Dal G7 dei sette grandi al Premio Internazionale di Giornalismo del G7, dalla vetrina mondiale di maggio all’iniziativa che ha premiato sabato scorso i giornalisti che hanno raccontato Taormina nel pianeta, il Parco di Naxos si conferma ente protagonista ed attivamente impegnato nel contribuire alla perfetta realizzazione degli eventi più prestigiosi nel territorio della capitale del turismo siciliano. Non fa mistero della sua soddisfazione l’architetto Vera Greco, direttore del Parco di Naxos. L’arch. Greco sta dando un impulso significativo alla valorizzazione dei siti culturali gestiti dal Parco e sta soprattutto credendo in modo convinto nell’eco positivo ed i riflessi che, in Italia e all’estero, progetti come il Premio giornalistico possono poi avere sul piano culturale e turistico nel contesto territoriale della Perla e del comprensorio.

Premio Internazionale di Giornalismo del G7. «Per quanto concerne il Premio di Giornalismo – spiega l’arch.
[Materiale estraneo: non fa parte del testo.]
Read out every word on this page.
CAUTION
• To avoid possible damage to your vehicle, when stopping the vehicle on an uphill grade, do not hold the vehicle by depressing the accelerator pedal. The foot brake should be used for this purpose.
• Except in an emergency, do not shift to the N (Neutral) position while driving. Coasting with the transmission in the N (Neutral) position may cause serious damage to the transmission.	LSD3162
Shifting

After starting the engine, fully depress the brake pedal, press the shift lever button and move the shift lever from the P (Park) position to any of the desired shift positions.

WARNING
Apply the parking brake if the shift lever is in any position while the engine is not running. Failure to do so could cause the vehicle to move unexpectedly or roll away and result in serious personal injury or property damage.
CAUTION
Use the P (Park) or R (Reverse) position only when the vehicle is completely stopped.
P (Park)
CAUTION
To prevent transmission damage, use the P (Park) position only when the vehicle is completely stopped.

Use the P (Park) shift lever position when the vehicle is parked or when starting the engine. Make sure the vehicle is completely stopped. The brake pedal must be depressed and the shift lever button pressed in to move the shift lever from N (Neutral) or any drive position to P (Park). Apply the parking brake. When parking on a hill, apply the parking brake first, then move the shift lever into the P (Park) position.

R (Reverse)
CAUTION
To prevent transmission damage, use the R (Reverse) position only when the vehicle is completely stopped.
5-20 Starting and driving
Greco – ci abbiano creduto in una collaborazione che è stata poi anche e soprattutto spirito di condivisione dell’obiettivo, quindi il Parco ha creduto sin da subito in questa iniziativa e in questo premio ha visto un elemento caratterizzante per poter proiettare anche dopo un’immagine positiva del territorio, una volta passato il G7. Siamo felici che tutto sia riuscito nel modo migliore e che il Parco di Naxos sia stato protagonista».

Il privilegio dello scenario. «Io sono il fortunato gestore del Parco – continua il direttore del Parco -, c’è un enorme carico di lavoro e ci sono tanti problemi da affrontare in un contesto anche stressante ma ogni giorno quando vado a lavorare rimango ancora e sempre meravigliata, mi sento privilegiata e dico a me stessa: “Ma io lavoro in questo posto straordinario?”».

Teatro prima e dopo il G7. Poi la Greco si sofferma sui lavori di maquillage che hanno interessato il Teatro Antico di Taormina: «Io ho vissuto il prima del prima del G7, quando tutti eravamo convinti che sarebbe stata una impresa impossibile farcela in vista del vertice di fine maggio ma poi tutti abbiamo unito insieme le forze con una passione enorme per dimostrare al mondo intero che la Sicilia, e Taormina che ne era il vessillo, poteva farcela e che poteva essere più brava di tutti quanti. In un mese e mezzo, senza neppure chiudere al pubblico, abbiamo centrato l’obiettivo. È stato un momento fantastico e il Teatro Antico indubbiamente ha avuto un bel lifting».